New York Islanders fans cheer after a second period goal against the St. Louis Blues at Nassau Coliseum on Saturday, Dec. 6, 2014 in Uniondale, New York. Credit: Jim McIsaac

"Yes! Yes! Yes!"

It is a chant that is more than just a way for Islanders fans to celebrate their team's success.

As the team's final season at Nassau Coliseum wore on, the chant became a representation of the connection between fans and players, and some Long Islanders say this bond is the reason why it will be hard to say goodbye to the team.

"My favorite thing was watching the players do it on the ice the first time, and now they do it after every win," said Sharon Giacalone of West Islip, who with her mother and friends Reina Bocchichio and Jess Hassell was at the Coliseum last night's final regular season Islanders game. "We do it on the couch at home!"

The chant, which involves chanting "yes" and raising both fists in the air, originated with fans of WWE wrestler Daniel Bryan before being adopted by Islanders fans in Section 329. The players have since joined in, raising their fists in the air after victories.

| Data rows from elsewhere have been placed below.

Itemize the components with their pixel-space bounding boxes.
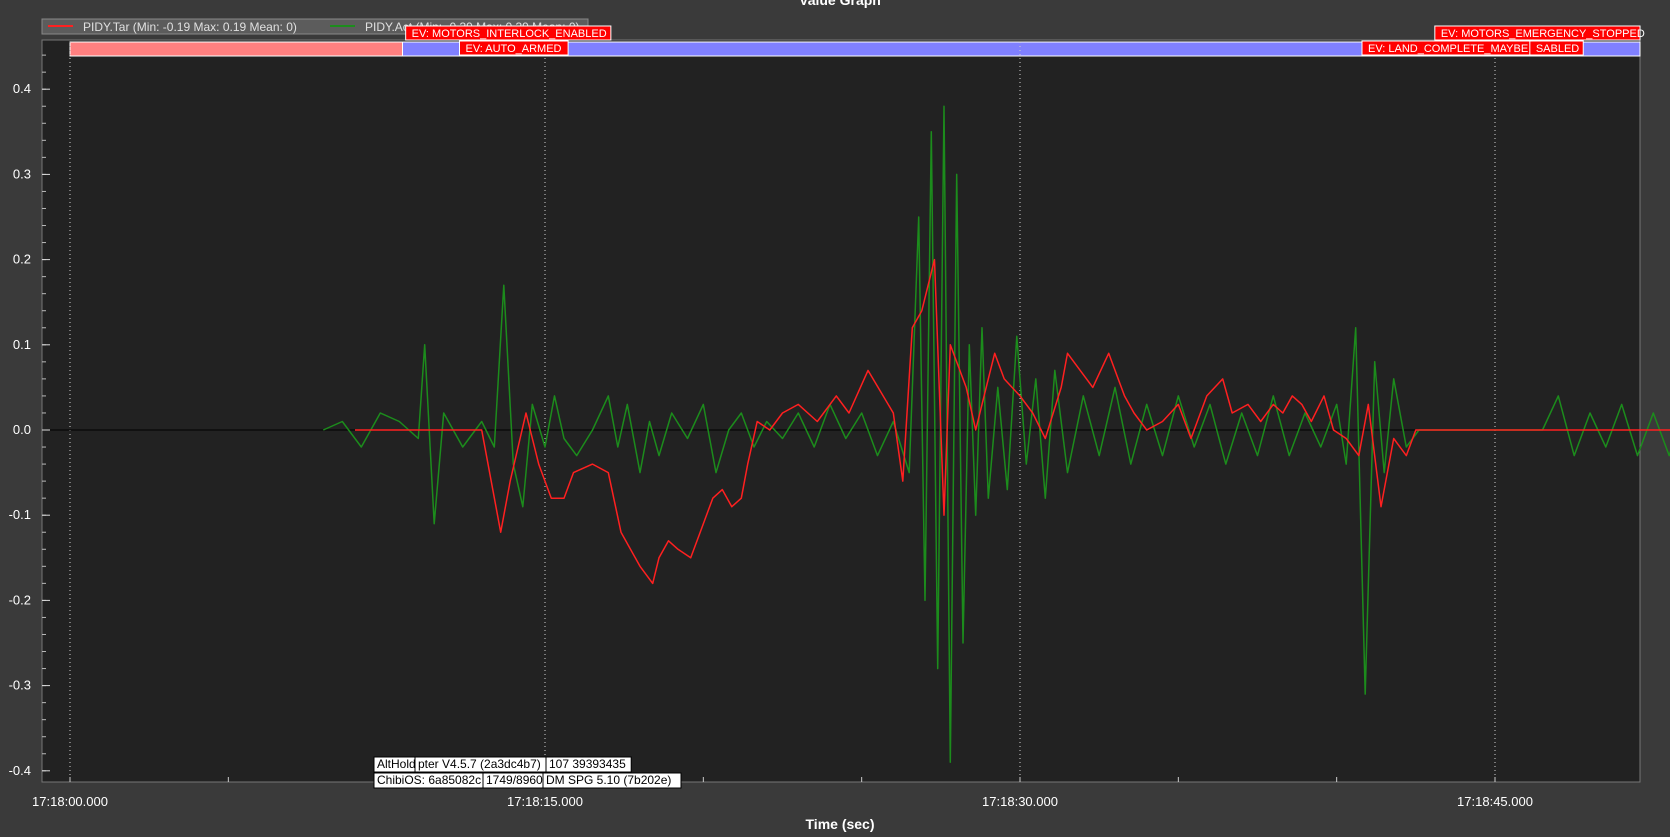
event-label: SABLED	[1536, 43, 1579, 55]
event-label: EV: MOTORS_EMERGENCY_STOPPED	[1441, 28, 1645, 40]
value-graph: Value Graph 0.4 0.3 0.2 0.1 0.0 -0.1 -0.2 -0.3 -…	[0, 0, 1670, 837]
info-label: DM SPG 5.10 (7b202e)	[546, 773, 671, 787]
y-tick-label: 0.0	[13, 422, 31, 437]
mode-band	[69, 41, 403, 57]
y-tick-label: 0.3	[13, 166, 31, 181]
legend-entry[interactable]: PIDY.Tar (Min: -0.19 Max: 0.19 Mean: 0)	[83, 20, 297, 34]
y-tick-label: -0.1	[9, 507, 31, 522]
info-label: ChibiOS: 6a85082c	[377, 773, 481, 787]
chart-title: Value Graph	[799, 0, 881, 8]
info-label: AltHold	[377, 757, 416, 771]
x-axis-label: Time (sec)	[806, 816, 875, 832]
info-label: pter V4.5.7 (2a3dc4b7)	[418, 757, 541, 771]
info-label: 107 39393435	[549, 757, 626, 771]
y-tick-label: 0.4	[13, 81, 31, 96]
x-tick-label: 17:18:15.000	[507, 794, 583, 809]
y-tick-label: -0.2	[9, 592, 31, 607]
info-label: 1749/8960	[486, 773, 543, 787]
y-tick-label: -0.4	[9, 763, 31, 778]
x-tick-label: 17:18:30.000	[982, 794, 1058, 809]
y-tick-label: 0.1	[13, 337, 31, 352]
event-label: EV: MOTORS_INTERLOCK_ENABLED	[412, 28, 607, 40]
x-tick-label: 17:18:45.000	[1457, 794, 1533, 809]
x-tick-label: 17:18:00.000	[32, 794, 108, 809]
event-label: EV: AUTO_ARMED	[466, 43, 562, 55]
y-tick-label: -0.3	[9, 678, 31, 693]
y-tick-label: 0.2	[13, 252, 31, 267]
event-label: EV: LAND_COMPLETE_MAYBE	[1368, 43, 1528, 55]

"It just shows how they have a very special connection with their fans," Bocchichio said of the chant.

"It brings everyone together, especially with the season that we've had," Islanders captain John Tavares said. "It's been something special between us and the fans. We definitely enjoy it and have been thriving on it."

"They're more than just a team to so many people," Hassell said.

"They've always treated their fan base well," Adam Khan of Hewlett said. "You go to Boston, Calgary, anywhere else, you're not going to get this. You're not going to stand around and get autographs. It's not like that. It's only like that over here. It's a special place."

The Islanders will leave the Coliseum, the NHL's second-oldest arena after Madison Square Garden, to play in Brooklyn next season, and Michael Pawlewicz of Amityville hopes the Barclays Center will able to duplicate the intimacy of the Coliseum.

"I grew up at this place," Pawlewicz said. "Now I bring my kid and we've been going to about 20 games a year. Coming here and seeing the players outside is awesome and you won't really get that anywhere else. You hate to see them go."

Scott Marro of Holbrook said the team's connection with its past is also special, and as legends came back to commemorate the team's final season on Long Island, he said it offered him a chance to share stories of the past with his son.

"He's got Tavares, Halak, and those guys, and I've got my guys: Bossy, Trottier, Gillies, Tonelli," Marro said. "That's the great thing about it. They still appreciate the fans and are close to the community."

"I love hockey because I get to learn about all that stuff," said Marro's son Scottie, 14. "It's fun to listen to all these stories. Nassau Coliseum means a lot."

"The best thing about the Coliseum is it's a Long Island staple," Marro Sr. said. "It's our Coliseum. We're going to miss it, but we appreciate that they were here all those years."